At Pikemere school, our history curriculum aims to inspire in each child, a curiosity about the past. We want them to understand the impact of key events and periods of history that have shaped their locality, their country and the wider world. Over their time at Pikemere, this will enable them to develop a context for their growing sense of identity, as well as a chronological framework for their knowledge of significant events and people. Through finding out about how and why our local community, culture, country and the wider world has developed over time, children understand how the past has influenced the present. We support our children to develop the ability to think critically when examining evidence and to formulate their own opinions, which they can then back up with their prior historical knowledge and developing historical skills.
Our curriculum is designed to:
• Encourage our pupils to work as historians, through exposure to a variety of primary and secondary sources – including visits and fieldwork – developing their ability to ask perceptive questions, critically interpret and question the past
• Support our children’s developing sense of chronology of events in Britain and the wider world. As children move through our school, they begin to recognise that different things were happening in different places in the world at the same time. Every unit of work includes a focus on chronology, to help children understand where the period of history they are studying fits within their knowledge to date of the past/ chronology, linking to prior learning
• Use an enquiry-based approach through which children are taught key history knowledge in a variety of ways. First hand sources, or where not possible replicas or pictures are used in all units of work to support the children in developing the skills to find out about the past and be good historians
• Enable children to learn and explicitly use key historical vocabulary which is planned and developed explicitly with regular opportunities to be revised and reactivated.

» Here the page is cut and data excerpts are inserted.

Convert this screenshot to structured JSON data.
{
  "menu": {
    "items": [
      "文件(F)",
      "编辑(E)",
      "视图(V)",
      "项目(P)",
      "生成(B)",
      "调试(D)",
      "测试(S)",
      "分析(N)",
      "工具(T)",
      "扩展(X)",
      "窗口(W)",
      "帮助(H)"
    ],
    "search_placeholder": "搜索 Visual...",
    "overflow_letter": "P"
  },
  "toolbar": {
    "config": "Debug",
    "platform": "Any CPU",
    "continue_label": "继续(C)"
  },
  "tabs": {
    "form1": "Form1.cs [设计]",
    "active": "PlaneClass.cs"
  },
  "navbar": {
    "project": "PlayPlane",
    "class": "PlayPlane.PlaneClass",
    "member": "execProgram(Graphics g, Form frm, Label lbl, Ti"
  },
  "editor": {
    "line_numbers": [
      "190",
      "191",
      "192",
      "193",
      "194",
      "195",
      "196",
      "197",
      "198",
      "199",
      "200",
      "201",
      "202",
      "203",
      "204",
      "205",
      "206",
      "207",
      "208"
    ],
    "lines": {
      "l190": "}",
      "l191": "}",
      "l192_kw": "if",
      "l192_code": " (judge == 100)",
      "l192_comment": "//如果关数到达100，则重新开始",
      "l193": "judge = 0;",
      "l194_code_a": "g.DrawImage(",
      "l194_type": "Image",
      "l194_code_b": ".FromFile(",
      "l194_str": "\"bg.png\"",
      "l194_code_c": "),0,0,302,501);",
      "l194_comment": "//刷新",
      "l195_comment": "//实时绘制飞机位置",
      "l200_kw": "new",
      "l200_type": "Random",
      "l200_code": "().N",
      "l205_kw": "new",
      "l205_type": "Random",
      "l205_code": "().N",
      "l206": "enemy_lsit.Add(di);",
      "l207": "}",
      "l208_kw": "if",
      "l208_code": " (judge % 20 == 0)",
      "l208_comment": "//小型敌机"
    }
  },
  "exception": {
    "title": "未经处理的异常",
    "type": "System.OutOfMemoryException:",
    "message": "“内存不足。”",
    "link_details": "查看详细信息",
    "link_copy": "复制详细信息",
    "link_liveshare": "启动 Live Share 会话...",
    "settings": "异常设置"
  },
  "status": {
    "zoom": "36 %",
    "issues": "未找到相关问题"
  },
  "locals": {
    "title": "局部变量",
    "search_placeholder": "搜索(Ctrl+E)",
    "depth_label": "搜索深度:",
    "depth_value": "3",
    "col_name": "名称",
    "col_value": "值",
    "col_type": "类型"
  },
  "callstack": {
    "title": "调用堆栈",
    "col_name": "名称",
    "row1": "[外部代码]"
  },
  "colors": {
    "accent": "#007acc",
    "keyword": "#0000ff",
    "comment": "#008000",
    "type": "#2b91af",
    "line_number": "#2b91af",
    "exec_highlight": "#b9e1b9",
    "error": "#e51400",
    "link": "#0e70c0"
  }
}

Our school has developed its own scheme of work, based on the National Curriculum Programme of Study for History at KS1 and KS2. In EYFS, learning is tailored to the needs and interests of the children, providing activities and experiences in the ‘Understanding the World’ area of learning, specifically working towards the Early Learning Goal: Past and Present. History is taught across the whole school and can be seen in our history long-term plan. This scheme ensures that, throughout their time at Pikemere, children participate in a range of lessons and activities that develop well-rounded and successful historians. They are exposed to planned and differentiated lessons, taught with a clear history objective. Teachers usually teach their chosen unit of work once per week over half a term. The lessons are taught through creative and stimulating sessions which provide opportunities to revisit and activate prior learning from previous units in previous years to ensure their knowledge is secure, deepened and retained. It encourages them to be curious, to infer, to use high-order vocabulary, to question what they hear and find out, and use different ways to communicate their findings.
Our pupils, are taught to explore evidence from primary and secondary sources, weigh it up and reach their own conclusions, skills that will help them through each Key Stage and into their adult life.
We want all our children to leave Pikemere with a curiosity about their past and clear understanding of how the past has impacted on the present, in terms of their local area, their country and the wider world. We want our children to understand about the chronology of events and key periods in time as well as the effect that significant people have had on shaping the future. We also want our children to be aware of how they are living and creating their own history, eg living through a global pandemic. This will enable them to be ready for the next stage in their education and be equipped to be responsible citizens of the 21st Century.